Project 5: Face Detection with a Sliding Window

Overview

For this project, we are creating a mutli-scale, sliding window face detector. Following the detection pipeline below:

  • Handling heterogeneous training and testing data;
  • Training a classifier as HoG templates;
  • Using the SVM classifier to classify millions of sliding windows at multiple scales.

    • Example Face Detection of Class 2018


    Obtaining Training Data

    Extract the Positive Features

    The positive training dataset of 6,713 cropped 36x36 faces are provided from the Caltech Web Faces project. I used SIFT-like Histogram of Gradients(HoG) features to represent faces and non-faces images. To improve the performance, I flipped images left to right and obtained extra positive features from those mirrored face images.

    Extract the Negative Features

    The negative non-faces datasets need to be randomly sampled from training images. At first, I sampled negative data at a single scale, with 10000 samples and 6 pixel cell size. Later, to cover more different negative examples, I extracted the negative samples under different scales at random start, where each image is down scaled by a factor of 0.9. To describe the data in finer details, I also decreased the cell size of HoG feature.

    Visualization of resulting face templates

    The template coarsely resembles the shape of a human face. As the cell size decreases, we can see better details of a round face, dark eye and eyebrows, and bright spot in the center.

    cell size = 6 cell size = 4 cell size = 3

    Train the SVM Classifier

    This part is pretty straightforward. Classification of the training data uses a linear SVM with lambda = 0.00001. Accuracy of training dataset is 0.999 with true positive rate of 0.573 and true negative rate of 0.427.


    Sliding Window Detection

    I used the sliding window approach to iterate through all possible bounding boxes inside each image. We say it is a face if the confidence of the box is greater than certain threshold. After all face boxes are detected, Non-maxima suppression is run on all the bounding boxes at all scales to filter the most confident boxes and eliminate repetition at similar locations.
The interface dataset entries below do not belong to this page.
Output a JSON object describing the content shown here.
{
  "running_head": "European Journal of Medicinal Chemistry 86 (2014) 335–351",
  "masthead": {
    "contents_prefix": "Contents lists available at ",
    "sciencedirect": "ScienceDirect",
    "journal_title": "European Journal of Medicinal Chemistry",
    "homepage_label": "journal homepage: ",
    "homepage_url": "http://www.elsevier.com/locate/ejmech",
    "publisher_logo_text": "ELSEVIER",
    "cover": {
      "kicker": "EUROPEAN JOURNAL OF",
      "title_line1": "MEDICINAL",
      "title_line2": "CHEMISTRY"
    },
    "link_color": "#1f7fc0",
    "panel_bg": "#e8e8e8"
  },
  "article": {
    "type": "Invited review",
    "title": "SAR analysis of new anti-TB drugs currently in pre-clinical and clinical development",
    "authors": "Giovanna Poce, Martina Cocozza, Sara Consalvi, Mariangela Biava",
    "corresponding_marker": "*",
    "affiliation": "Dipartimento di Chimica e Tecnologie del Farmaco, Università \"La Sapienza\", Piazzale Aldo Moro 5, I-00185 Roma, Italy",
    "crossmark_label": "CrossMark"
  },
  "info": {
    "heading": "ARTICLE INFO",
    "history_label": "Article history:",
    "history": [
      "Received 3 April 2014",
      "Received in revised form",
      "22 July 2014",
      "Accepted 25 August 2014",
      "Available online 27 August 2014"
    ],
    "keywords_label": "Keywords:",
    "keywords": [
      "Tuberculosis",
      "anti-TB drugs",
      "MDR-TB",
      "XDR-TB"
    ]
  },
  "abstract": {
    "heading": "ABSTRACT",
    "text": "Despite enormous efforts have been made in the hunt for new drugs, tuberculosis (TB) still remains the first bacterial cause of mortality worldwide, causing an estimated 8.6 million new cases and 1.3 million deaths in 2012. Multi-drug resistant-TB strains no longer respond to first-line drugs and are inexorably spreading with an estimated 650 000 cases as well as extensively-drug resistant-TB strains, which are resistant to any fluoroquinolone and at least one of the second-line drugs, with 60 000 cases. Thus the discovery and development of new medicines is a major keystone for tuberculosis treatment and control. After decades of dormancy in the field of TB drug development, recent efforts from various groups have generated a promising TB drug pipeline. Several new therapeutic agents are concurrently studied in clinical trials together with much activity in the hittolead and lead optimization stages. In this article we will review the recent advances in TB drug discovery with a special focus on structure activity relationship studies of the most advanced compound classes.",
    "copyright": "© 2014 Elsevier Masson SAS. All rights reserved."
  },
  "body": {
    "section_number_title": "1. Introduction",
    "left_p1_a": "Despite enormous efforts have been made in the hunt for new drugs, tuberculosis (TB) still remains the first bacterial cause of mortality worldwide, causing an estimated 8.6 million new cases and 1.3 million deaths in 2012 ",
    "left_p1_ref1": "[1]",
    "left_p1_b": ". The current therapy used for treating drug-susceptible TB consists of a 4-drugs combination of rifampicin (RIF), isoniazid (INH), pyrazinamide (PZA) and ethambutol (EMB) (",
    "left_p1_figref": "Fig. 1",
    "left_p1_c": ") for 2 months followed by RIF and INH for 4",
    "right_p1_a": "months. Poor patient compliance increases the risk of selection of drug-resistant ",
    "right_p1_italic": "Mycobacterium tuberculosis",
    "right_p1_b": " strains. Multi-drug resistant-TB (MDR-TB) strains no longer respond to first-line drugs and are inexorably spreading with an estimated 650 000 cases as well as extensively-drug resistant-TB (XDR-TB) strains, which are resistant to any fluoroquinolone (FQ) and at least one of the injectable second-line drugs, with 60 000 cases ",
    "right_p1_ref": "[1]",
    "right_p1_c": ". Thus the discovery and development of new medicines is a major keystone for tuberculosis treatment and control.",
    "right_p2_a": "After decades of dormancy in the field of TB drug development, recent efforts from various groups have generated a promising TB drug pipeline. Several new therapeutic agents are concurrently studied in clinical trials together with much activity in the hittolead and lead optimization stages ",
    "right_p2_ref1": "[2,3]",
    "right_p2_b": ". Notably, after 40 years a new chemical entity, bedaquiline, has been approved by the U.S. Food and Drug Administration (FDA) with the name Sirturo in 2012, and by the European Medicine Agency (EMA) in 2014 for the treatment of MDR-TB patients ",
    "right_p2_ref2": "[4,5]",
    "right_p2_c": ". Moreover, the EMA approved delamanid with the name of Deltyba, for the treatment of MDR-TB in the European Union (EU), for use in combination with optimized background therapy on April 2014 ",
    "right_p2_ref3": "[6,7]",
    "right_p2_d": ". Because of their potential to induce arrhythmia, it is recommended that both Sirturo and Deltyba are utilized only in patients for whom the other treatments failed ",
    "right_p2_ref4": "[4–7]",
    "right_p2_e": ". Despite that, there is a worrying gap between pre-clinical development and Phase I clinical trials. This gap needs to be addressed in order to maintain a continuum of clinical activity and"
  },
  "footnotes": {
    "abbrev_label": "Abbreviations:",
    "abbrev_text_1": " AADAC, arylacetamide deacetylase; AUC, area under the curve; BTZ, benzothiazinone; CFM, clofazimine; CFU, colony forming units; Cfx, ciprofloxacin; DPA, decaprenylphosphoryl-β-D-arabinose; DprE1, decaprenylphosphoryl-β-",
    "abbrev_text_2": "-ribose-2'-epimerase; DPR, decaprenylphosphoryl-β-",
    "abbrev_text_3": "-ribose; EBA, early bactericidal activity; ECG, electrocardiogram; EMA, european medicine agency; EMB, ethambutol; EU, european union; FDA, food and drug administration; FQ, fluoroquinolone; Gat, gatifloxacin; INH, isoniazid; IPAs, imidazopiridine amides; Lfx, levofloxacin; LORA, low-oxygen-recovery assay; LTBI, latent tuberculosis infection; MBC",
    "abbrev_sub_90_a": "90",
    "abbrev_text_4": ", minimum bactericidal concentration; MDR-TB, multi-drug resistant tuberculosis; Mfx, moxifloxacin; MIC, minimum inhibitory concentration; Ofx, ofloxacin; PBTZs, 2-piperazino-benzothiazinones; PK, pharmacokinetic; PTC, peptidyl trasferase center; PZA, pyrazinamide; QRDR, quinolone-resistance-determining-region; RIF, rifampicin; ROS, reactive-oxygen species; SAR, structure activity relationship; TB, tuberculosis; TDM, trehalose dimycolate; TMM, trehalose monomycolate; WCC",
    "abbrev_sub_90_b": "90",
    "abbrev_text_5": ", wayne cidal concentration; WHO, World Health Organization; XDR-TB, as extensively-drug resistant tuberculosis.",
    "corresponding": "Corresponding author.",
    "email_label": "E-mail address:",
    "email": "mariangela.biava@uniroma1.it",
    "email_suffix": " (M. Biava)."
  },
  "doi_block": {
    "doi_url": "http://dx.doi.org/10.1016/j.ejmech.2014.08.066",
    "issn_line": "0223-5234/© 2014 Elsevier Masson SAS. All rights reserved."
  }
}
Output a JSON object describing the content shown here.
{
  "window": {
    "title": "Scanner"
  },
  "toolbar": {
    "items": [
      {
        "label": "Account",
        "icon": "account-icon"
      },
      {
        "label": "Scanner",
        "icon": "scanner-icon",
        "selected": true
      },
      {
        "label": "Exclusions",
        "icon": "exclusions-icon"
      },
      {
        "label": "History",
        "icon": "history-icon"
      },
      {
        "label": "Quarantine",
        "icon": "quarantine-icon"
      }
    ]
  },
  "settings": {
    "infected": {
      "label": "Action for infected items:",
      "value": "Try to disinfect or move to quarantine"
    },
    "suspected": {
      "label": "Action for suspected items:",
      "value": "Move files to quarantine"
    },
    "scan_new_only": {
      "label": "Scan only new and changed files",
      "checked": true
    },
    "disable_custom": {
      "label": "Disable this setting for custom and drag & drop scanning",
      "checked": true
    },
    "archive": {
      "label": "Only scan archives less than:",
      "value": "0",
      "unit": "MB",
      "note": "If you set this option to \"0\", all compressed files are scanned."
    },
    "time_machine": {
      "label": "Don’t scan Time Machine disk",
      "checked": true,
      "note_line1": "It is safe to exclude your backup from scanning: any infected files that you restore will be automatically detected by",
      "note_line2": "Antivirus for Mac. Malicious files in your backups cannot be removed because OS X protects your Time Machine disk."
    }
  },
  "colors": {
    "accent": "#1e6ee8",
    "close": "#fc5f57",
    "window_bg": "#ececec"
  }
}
    First, the single-scale detector performed poorly at only around 42% average precision. Each test image is down scaled by a feactor of 0.9 for every iteration, and larger scale factor leads to better accuracy. Implementing multiple scales greatly improved precision of my detector, boosting the accuracy up to 87%. Finally, I increased the cell size to 3 and I boosted overall accuracy to around 92%. Below are some visualizations of the results.


    Extra credit: Hard Negative Mining and RBF SVM

    To improve the SVM classifier, I run the detector again on the non face scenes, and used those false positive examples as new negative training examples to train the SVM classifier. For each non-face scene image, the detected faces with the most confidence are used as hard negative examples. Hard negative mining is more effective for the RBF SVM and this improved performance by about 2%.

    After applying hard negative mining, I achieved best performance of average precision 93.7% with cell size of 3, 10000 negative samples and detection at scale factor of 0.9, threshold of 0.6.

    Face Detection Results

    Cell Size Average Precision Recall(Viola Jones) Sample Image
    cell size = 6 87.2%
    cell size = 4 92.6%
    cell size = 3 92.8%
    cell size = 3 with Hard Negative Mining 93.7%

    Face Detection of test scenes. Average Precision: 93.7%

    Face Detection of extra test scenes

    To reduce the false positive detection, I adjusted the threshold to 1.1.